The room was packed when Blanchard took the stage to give his lecture which was appropriately named “The power of love over the love of power”. His lecture not only delved into the finer point of how to manage a business, but also related the love and compassion that a manager must have for his or her employees to everyday life. Blanchard started the lecture by explaining how conventional management is based on a hierarchy that is flawed. In order to make a business successful, the people in positions of leadership have to put employees before themselves.
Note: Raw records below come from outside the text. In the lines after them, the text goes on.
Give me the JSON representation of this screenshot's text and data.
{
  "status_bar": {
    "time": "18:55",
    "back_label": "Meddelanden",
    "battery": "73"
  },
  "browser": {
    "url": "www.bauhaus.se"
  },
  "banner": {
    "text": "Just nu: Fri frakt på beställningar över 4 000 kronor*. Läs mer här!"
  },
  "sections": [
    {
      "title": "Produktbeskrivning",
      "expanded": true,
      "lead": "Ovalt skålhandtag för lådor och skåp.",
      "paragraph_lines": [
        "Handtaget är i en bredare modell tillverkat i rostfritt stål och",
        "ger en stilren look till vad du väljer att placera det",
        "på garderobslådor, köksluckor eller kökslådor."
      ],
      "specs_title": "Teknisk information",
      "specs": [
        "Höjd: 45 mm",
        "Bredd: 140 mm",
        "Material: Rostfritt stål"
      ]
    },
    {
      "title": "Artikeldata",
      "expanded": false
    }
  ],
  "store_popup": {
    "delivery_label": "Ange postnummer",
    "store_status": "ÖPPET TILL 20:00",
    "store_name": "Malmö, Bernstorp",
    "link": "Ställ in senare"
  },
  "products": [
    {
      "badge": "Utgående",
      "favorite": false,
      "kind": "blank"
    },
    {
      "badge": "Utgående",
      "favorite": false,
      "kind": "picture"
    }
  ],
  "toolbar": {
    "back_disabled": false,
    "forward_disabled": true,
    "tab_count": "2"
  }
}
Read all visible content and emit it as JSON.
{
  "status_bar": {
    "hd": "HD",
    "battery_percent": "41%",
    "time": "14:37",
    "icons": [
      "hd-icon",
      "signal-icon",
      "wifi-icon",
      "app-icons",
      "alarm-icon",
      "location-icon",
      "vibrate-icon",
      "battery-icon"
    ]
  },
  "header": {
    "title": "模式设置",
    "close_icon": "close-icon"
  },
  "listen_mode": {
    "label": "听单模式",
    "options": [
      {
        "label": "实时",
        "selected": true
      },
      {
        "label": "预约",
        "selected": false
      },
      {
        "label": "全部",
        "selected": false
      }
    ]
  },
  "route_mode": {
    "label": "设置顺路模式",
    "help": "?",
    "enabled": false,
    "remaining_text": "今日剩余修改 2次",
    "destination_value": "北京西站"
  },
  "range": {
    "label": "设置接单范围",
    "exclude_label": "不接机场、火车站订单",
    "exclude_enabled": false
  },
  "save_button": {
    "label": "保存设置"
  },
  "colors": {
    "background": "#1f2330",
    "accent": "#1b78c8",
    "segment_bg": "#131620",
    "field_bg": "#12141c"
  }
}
Blanchard phrased this technique as “turning the pyramid upside down.” In turning the pyramid upside down you amplify the importance of the people at the bottom who are dealing with the customer. His lecture explained how putting the people at the customer level before yourself and giving them a voice a company will work more as a partnership and not a hierarchy.
Blanchard termed this style of leadership as “servant leadership”. Meaning that, employees shouldn’t serve their manager. In order for workers to try their hardest and work together to achieve a common goal leaders need to serve them. Give them a reason to want to do better and give them a voice. The boss does not deal with the customer every day, and therefore can lose sight of what is being done wrong and what needs to be changed. Blanchard also argued that the vernacular of a workers title can play a huge role in empowering the employee.
He joked about employee titles saying, “How awful is the term ‘supervisor?’ What does that mean? So your telling me you have ‘super vision’ better that all the idiots working below you.” The quick joke held heavy weight. If a supervisor thinks it’s “my way or the highway” then any good ideas or suggestions from their subordinates will go unheard and belittle them. If you treat people like they don’t matter then they will start acting like they don’t matter. Blanchard explains how the most powerful addiction in the world is one’s ego.
In explaining how setting aside ego is a key component in management Blanchard said, “People admire you for your strengths, but they love you for your weaknesses”. It clarifies the fact that no one has all the answers. It’s okay for a leader to admit he doesn’t know something and to ask for help. This will show the employee that they are not thought of as useless drones, but they are respected and believed in.
Blanchard gave an incredibly insightful new way to look at how management works. If you put your workers before yourself and make your success their success it will give them a reason to strive to do better. This can only best be described as having… the power of love, and not the love of power.